Your kid is the best athlete among his peers. He’s head and shoulders above, actually. You were the best athlete throughout school; so was your spouse. It is, therefore, your kid’s birthright to be the best.

It’s so frustrating when he’s not given the playing time he deserves. Why should he, a superstar, sit on the bench while that other kid who missed so many practices get to be out there? And it’s completely irrelevant that your kid lost the last five face-offs he was in. The sun was in his eyes. He didn’t get enough sleep. He was thrown off because of the argument at breakfast table that morning. The other team was older and bigger. The kid on your team who won his face-offs–that’s irrelevant. He was lucky. Besides, he got more playing time than your kid, so of course he’s had more experience. The point is, it’s not fair.

Your kid gets knocked over all the time because the other team knows they have to cover him.  If they didn’t knock him down, he’d do serious damage.

During the game, you’re seething on the sidelines. You question every call, because the ref is targeting your kid. He probably thinks he’s making things fair for the other team, to make calls against your kid, but does he stop to think it’s not fair to your kid?

During the car ride home, you and your spouse bitterly recount the ways in which your kid was unfairly treated. The injustices. The ironies. The moronic calls. The coach’s favoritism. Next year, you swear, you’re moving him to the other town’s team. They’d be lucky to have him.

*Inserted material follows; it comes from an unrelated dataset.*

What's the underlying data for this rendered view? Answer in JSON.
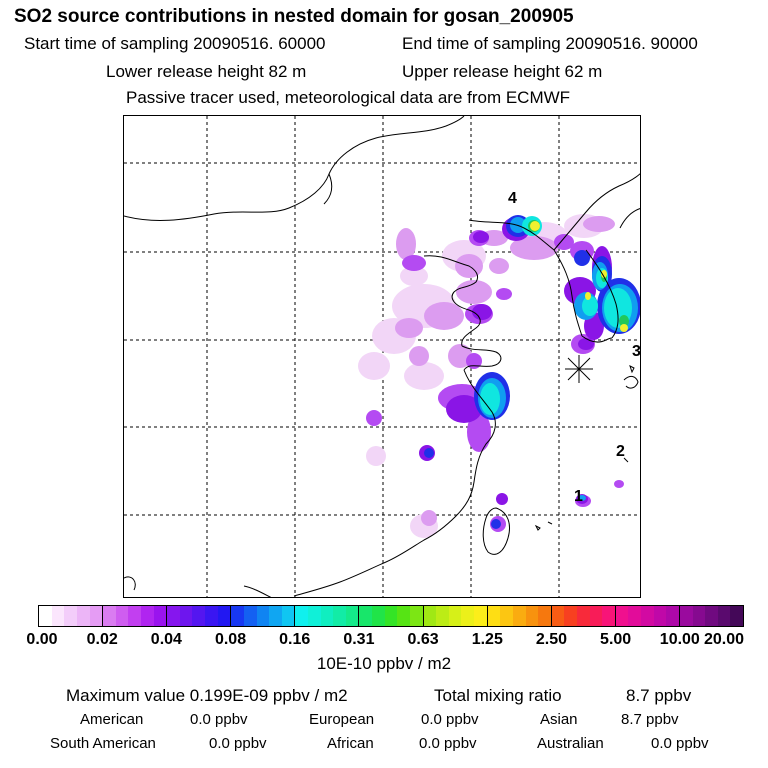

Your kid learns from you how unfair the world is. How much he deserves, and how outrageous it is that the coaches don’t recognize it. He learns that he should be bitter and angry at his teammates who are given playing time that should rightfully be his, while he rots on the bench. He learns that he should look for explanations like favoritism when things don’t go his way. He learns that it’s definitely not his fault.

As a parent, it’s your job to show him how to deal with disappointment.